July 2, 2010

Bill Maher sprung by my desk this morning as excited as a puppy regarding something he found in newly-accessioned records that were discovered in the basement of our law school.  The records, generated by a University committee, document a project to survey student incomes and expenses in the mid to late-1950s.  They include published reports, correspondence, raw survey results, and coding keys for the Illiac (mainframe computer) used to crunch the data (pdf).

Interesting artifacts, the keys now hold relatively little secondary value.  Admittedly, the metadata on them provide some evidence concerning the work of the committee’s members.   Unfortunately,  the punch cards (i.e. data) that they explain were discarded a long time ago, rendering the keys’ informational value nil, from a practical point of view.

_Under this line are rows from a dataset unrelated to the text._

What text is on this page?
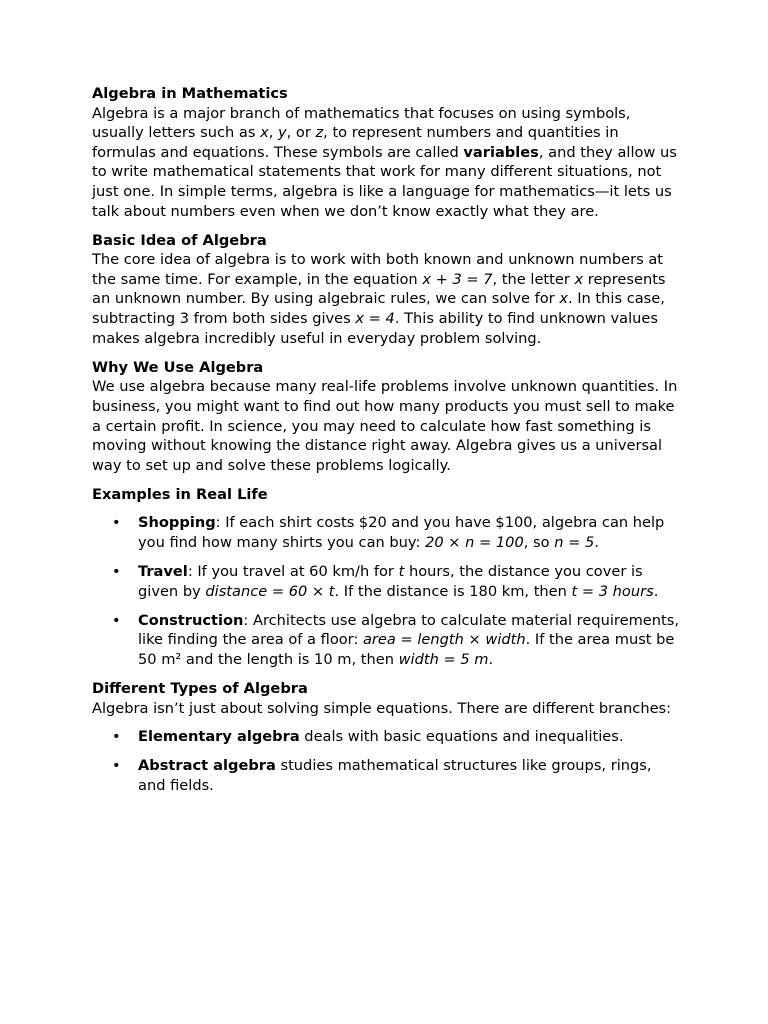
Algebra in Mathematics

Algebra is a major branch of mathematics that focuses on using symbols, usually letters such as x, y, or z, to represent numbers and quantities in formulas and equations. These symbols are called variables, and they allow us to write mathematical statements that work for many different situations, not just one. In simple terms, algebra is like a language for mathematics—it lets us talk about numbers even when we don’t know exactly what they are.

Basic Idea of Algebra

The core idea of algebra is to work with both known and unknown numbers at the same time. For example, in the equation x + 3 = 7, the letter x represents an unknown number. By using algebraic rules, we can solve for x. In this case, subtracting 3 from both sides gives x = 4. This ability to find unknown values makes algebra incredibly useful in everyday problem solving.

Why We Use Algebra

We use algebra because many real-life problems involve unknown quantities. In business, you might want to find out how many products you must sell to make a certain profit. In science, you may need to calculate how fast something is moving without knowing the distance right away. Algebra gives us a universal way to set up and solve these problems logically.

Examples in Real Life
• Shopping: If each shirt costs $20 and you have $100, algebra can help you find how many shirts you can buy: 20 × n = 100, so n = 5.
• Travel: If you travel at 60 km/h for t hours, the distance you cover is given by distance = 60 × t. If the distance is 180 km, then t = 3 hours.
• Construction: Architects use algebra to calculate material requirements, like finding the area of a floor: area = length × width. If the area must be 50 m² and the length is 10 m, then width = 5 m.
Different Types of Algebra

Algebra isn’t just about solving simple equations. There are different branches:

• Elementary algebra deals with basic equations and inequalities.
• Abstract algebra studies mathematical structures like groups, rings, and fields.
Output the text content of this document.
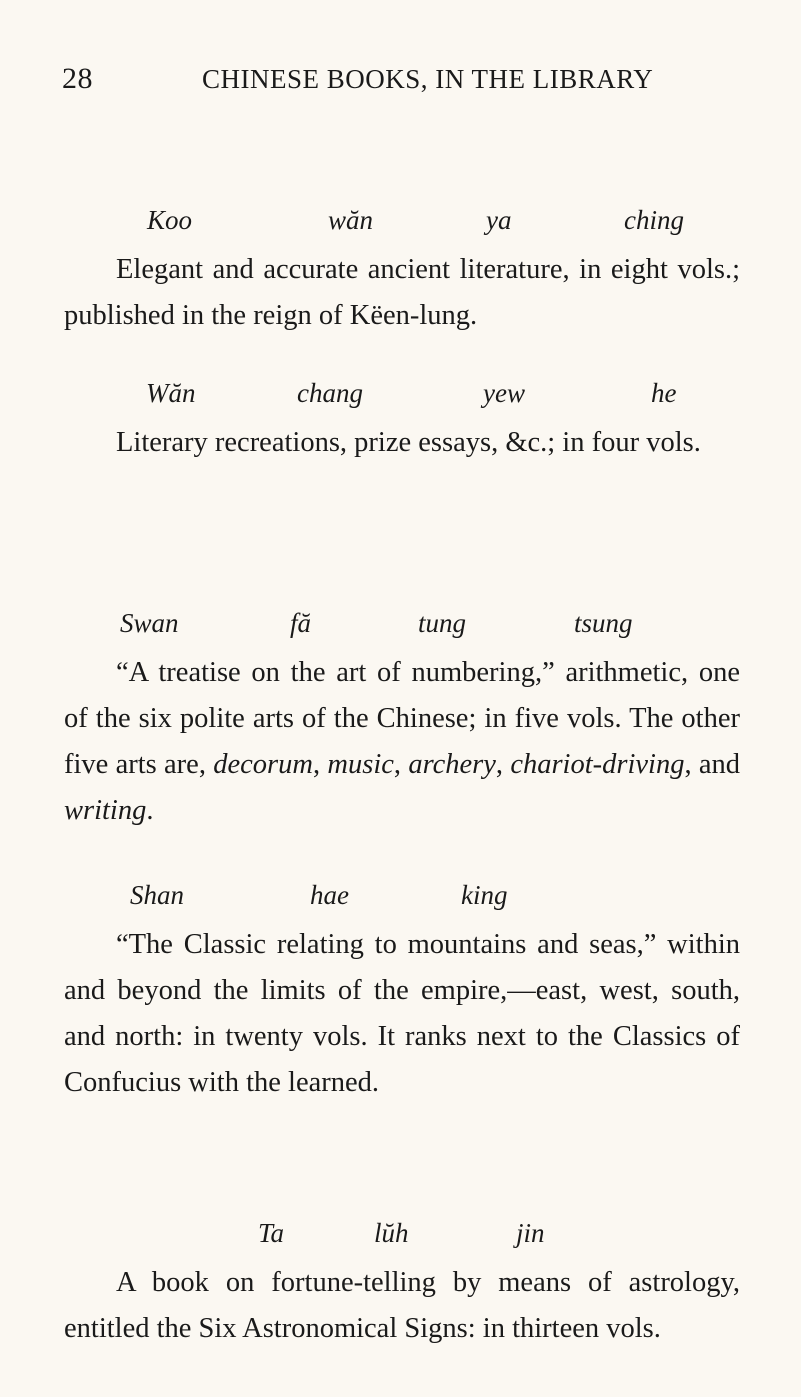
28	CHINESE BOOKS, IN THE LIBRARY
Koo	wăn	ya	ching
Elegant and accurate ancient literature, in eight vols.; published in the reign of Këen-lung.
Wăn	chang	yew	he
Literary recreations, prize essays, &c.; in four vols.
Swan	fă	tung	tsung
“A treatise on the art of numbering,” arithmetic, one of the six polite arts of the Chinese; in five vols. The other five arts are, decorum, music, archery, chariot-driving, and writing.
Shan	hae	king
“The Classic relating to mountains and seas,” within and beyond the limits of the empire,—east, west, south, and north: in twenty vols. It ranks next to the Classics of Confucius with the learned.
Ta	lŭh	jin
A book on fortune-telling by means of astrology, entitled the Six Astronomical Signs: in thirteen vols.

Should we care?  In the end, it is very unlikely that many scholars or students would want to reuse the study’s raw data.  But if they were interested, they would like to see more than just the data and its metadata. They would want reports, correspondence, the original surveys (which contain important qualitative information) and other records.  Users would find all of these records intensely valuable for the evidence and information that they contain.

There is a reason why those who stole Phil Jones’ email stole that particular type of record.  While most scientific data is less controversial, no scientific project cannot be understood without adequate records documenting the projects origins, purpose, methods, and results of the project–and it opens itself up to challenge if such records are not retained, or managed properly.  We miss the forest for the trees if we capture only data and the metadata that makes data interpretable.

In this respect, I wonder to what extent projects like the $3.7 million, NSF-funded Data Conservancy Project or other ‘data curation’ efforts are addressing such records?